Une fête alors que les consignes de sécurité incitent à la prudence? Margarita Gingins et Imanol Atorrasagasti, codirecteurs de la manifestation, sont conscients du paradoxe. Ils ont d’ailleurs beaucoup hésité avant de confirmer la huitième édition de ce rendez-vous qui promeut le théâtre dans la cité. «Finalement, on a trouvé pertinent de résister et d’aller contre la frilosité», explique le duo, attablé à une terrasse de café. «Plus que jamais, les gens ont besoin de sortir et de se retrouver. Le théâtre, avec son intelligence joyeuse et joueuse, peut remplir ce rôle de levier de sensations et de pensée.»

De ce vendredi à dimanche, 16 scènes genevoises offrent des billets gratuits pour assister à leurs représentations et, en parallèle, des ateliers, des rencontres, des performances hors les murs et des conférences (en plein air et en marchant, covid oblige!) amènent un supplément de vie et de questionnement à la chose théâtrale. Parce qu’il faut tracer, toutes les activités de la Fête du théâtre nécessitent une inscription.

Lire l’avenir

Au menu des rendez-vous atypiques, les organisateurs citent La Clairvoyance, une rencontre imaginée par Yvette Borel, samedi, à 11h, au Théâtre Saint-Gervais. Après un exposé présentant sa technique de prédiction, la voyante propose, dès 14h, de tirer les cartes aux gens du théâtre et au public durant quinze minutes de rendez-vous personnalisé. «Retrouver la confiance dans un avenir qui chante est primordial», sourit Imanol Atorrasagasti.

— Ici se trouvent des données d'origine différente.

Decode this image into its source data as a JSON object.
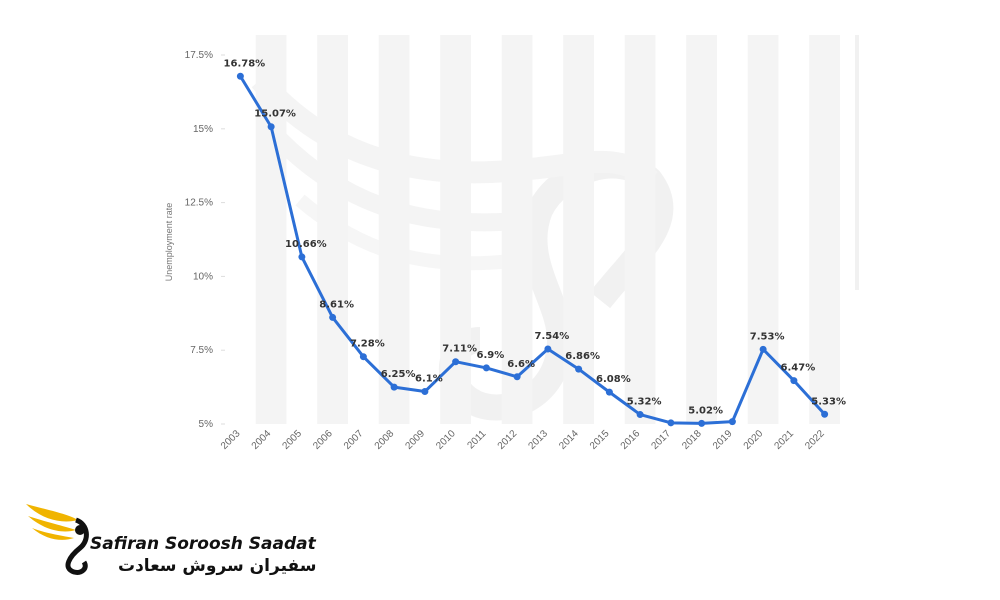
{
  "chart_data": {
    "type": "line",
    "title": "",
    "xlabel": "",
    "ylabel": "Unemployment rate",
    "x": [
      "2003",
      "2004",
      "2005",
      "2006",
      "2007",
      "2008",
      "2009",
      "2010",
      "2011",
      "2012",
      "2013",
      "2014",
      "2015",
      "2016",
      "2017",
      "2018",
      "2019",
      "2020",
      "2021",
      "2022"
    ],
    "series": [
      {
        "values": [
          16.78,
          15.07,
          10.66,
          8.61,
          7.28,
          6.25,
          6.1,
          7.11,
          6.9,
          6.6,
          7.54,
          6.86,
          6.08,
          5.32,
          5.04,
          5.02,
          5.08,
          7.53,
          6.47,
          5.33
        ],
        "labels": [
          "16.78%",
          "15.07%",
          "10.66%",
          "8.61%",
          "7.28%",
          "6.25%",
          "6.1%",
          "7.11%",
          "6.9%",
          "6.6%",
          "7.54%",
          "6.86%",
          "6.08%",
          "5.32%",
          "",
          "5.02%",
          "",
          "7.53%",
          "6.47%",
          "5.33%"
        ]
      }
    ],
    "yticks": [
      5,
      7.5,
      10,
      12.5,
      15,
      17.5
    ],
    "ytick_labels": [
      "5%",
      "7.5%",
      "10%",
      "12.5%",
      "15%",
      "17.5%"
    ],
    "ylim": [
      5,
      17.5
    ],
    "grid": "alternating vertical bands",
    "line_color": "#2c6fd6"
  },
  "logo": {
    "brand_en": "Safiran Soroosh Saadat",
    "brand_fa": "سفیران سروش سعادت",
    "accent_color": "#f0b400",
    "icon": "swan-wing-icon"
  }
}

La Fête du théatre en 2016: Jaja, tout sur le théâtre, le désir et la précarité

Le programmateur est aussi très sensible à l’atelier intitulé Observation, imagination, création. A 10h30, samedi, la comédienne et musicienne Sylvie Zahnd invite les participants à observer la ville depuis le dernier étage du Théâtre Saint-Gervais et à écrire librement à partir de ce pointage. «J’aime cette démarche, car elle résonne avec le confinement durant lequel les gens ont beaucoup regardé la vie à travers leurs fenêtres ou sur leur balcon. Notre espace géographique diminue? Il est temps d’approfondir la qualité du regard qu’on porte sur lui, de l’investir différemment», suggère le codirecteur.

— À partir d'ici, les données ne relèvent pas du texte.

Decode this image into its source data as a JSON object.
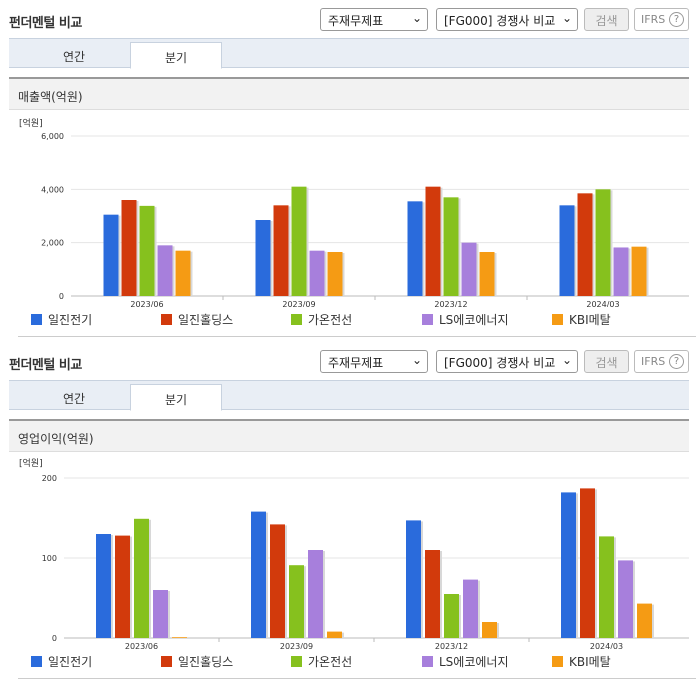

La ville en fauteuil roulant

De son côté, Margarita Gingins s’emballe pour un projet plus remuant. Un parcours en fauteuil roulant destiné à faire l’expérience du handicap en milieu urbain. Les 25 courageux qui participeront à cette Mission Roosevelt, organisée par la compagnie Tony Clifton Circus, à 10h et à 15h, samedi, auront des tâches à accomplir – aller acheter une boisson dans un supermarché, faire un match, se mesurer à travers une course, etc. –, de sorte à réaliser à quel point la ville n’est pas «fauteuil friendly».

«Je ne suis pas sportive et je redoutais le challenge», témoigne la co-directrice qui a tenté l’expérience à Lyon. «En réalité, le moment est très joueur, pas du tout moralisateur et les interventions des comédiens amènent la part théâtrale de l’aventure.» Toute cette semaine, des élèves du canton ont relevé ce défi, frappant les organisateurs par «leur naturel et leur facilité à négocier les obstacles de la chaussée».

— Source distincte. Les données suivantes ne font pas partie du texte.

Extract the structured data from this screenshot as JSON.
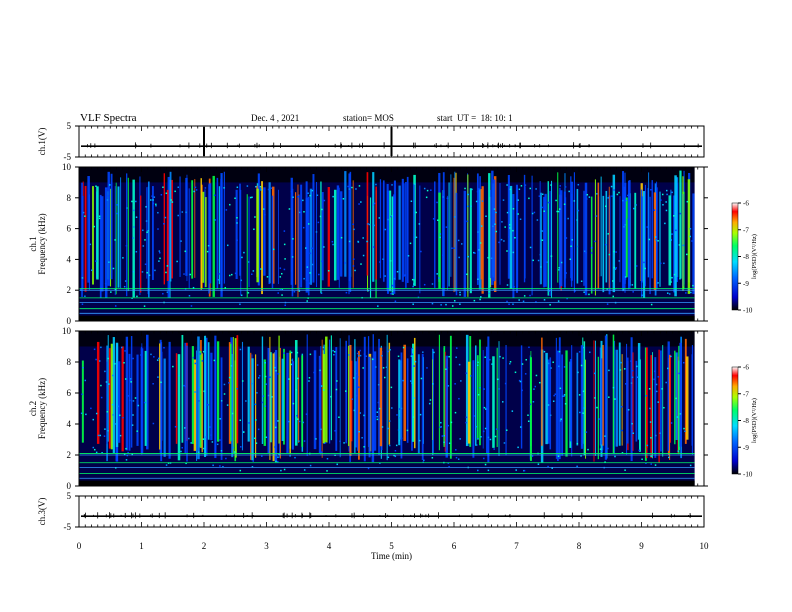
{
  "header": {
    "title": "VLF Spectra",
    "date": "Dec. 4 , 2021",
    "station": "station= MOS",
    "start": "start  UT =  18: 10: 1"
  },
  "chart_data": [
    {
      "type": "line",
      "panel": "ch1-voltage",
      "ylabel": "ch.1(V)",
      "xlim": [
        0,
        10
      ],
      "ylim": [
        -5,
        5
      ],
      "yticks": [
        "5",
        "-5"
      ],
      "baseline_value": -1.5,
      "markers_x": [
        2,
        5
      ]
    },
    {
      "type": "heatmap",
      "panel": "ch1-spectrogram",
      "ylabel": "ch.1\nFrequency (kHz)",
      "ylim": [
        0,
        10
      ],
      "yticks": [
        "0",
        "2",
        "4",
        "6",
        "8",
        "10"
      ],
      "xlim": [
        0,
        10
      ],
      "data_end_min": 9.85,
      "colorbar": {
        "label": "log(PSD)(V²/Hz)",
        "range": [
          -10,
          -6
        ],
        "ticks": [
          "-6",
          "-7",
          "-8",
          "-9",
          "-10"
        ]
      }
    },
    {
      "type": "heatmap",
      "panel": "ch2-spectrogram",
      "ylabel": "ch.2\nFrequency (kHz)",
      "ylim": [
        0,
        10
      ],
      "yticks": [
        "0",
        "2",
        "4",
        "6",
        "8",
        "10"
      ],
      "xlim": [
        0,
        10
      ],
      "data_end_min": 9.85,
      "colorbar": {
        "label": "log(PSD)(V²/Hz)",
        "range": [
          -10,
          -6
        ],
        "ticks": [
          "-6",
          "-7",
          "-8",
          "-9",
          "-10"
        ]
      }
    },
    {
      "type": "line",
      "panel": "ch3-voltage",
      "ylabel": "ch.3(V)",
      "xlim": [
        0,
        10
      ],
      "ylim": [
        -5,
        5
      ],
      "yticks": [
        "5",
        "-5"
      ],
      "baseline_value": -1.5,
      "xlabel": "Time (min)",
      "xticks": [
        "0",
        "1",
        "2",
        "3",
        "4",
        "5",
        "6",
        "7",
        "8",
        "9",
        "10"
      ]
    }
  ]
}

Les marionnettes en vitrines

A l’enseigne des événements hors les murs, on peut aussi découvrir ou redécouvrir, samedi, le parcours des vitrines consacrées au Théâtre des marionnettes de Genève, qui a fêté ses 90 ans l’an dernier. La visite des quatre vitrines commence à 13h à l’Institut Jaques-Dalcroze et dure deux heures, car chaque étape est documentée et accompagnée d’un happening théâtral, marionnettique ou musical. Mais il n’est pas obligatoire de faire l’ensemble du parcours, précise le programme.

Vous cherchez des nourritures spirituelles? La manifestation propose six conférences en plein air et en marchant. Il y sera notamment question de la pédagogie des opprimés, des femmes étoiles d’un peuple indigène argentin ou de l’amour du passé animant l’auteur et metteur en scène Dominique Ziegler. Nombre de ces conférences sont déjà complètes, les Genevois aiment l’érudition.

La force de l’impro

«Ah oui, je veux encore relever un rendez-vous qui me tient à cœur», glisse Margarita à l’heure du dessert. «Le festival d’improvisation qui va se tenir tout le dimanche au Douze dix-huit, la scène du Grand-Saconnex. Je trouve dommage que cette discipline soit toujours le parent pauvre du théâtre alors qu’elle demande une immense technique et qu’elle bénéficie d’un public fidèle et fervent.» Les ateliers pour adultes, pour enfants et les spectacles déjà presque complets confirment cet engouement.


La Fête du théâtre, du 9 au 11 octobre, Genève.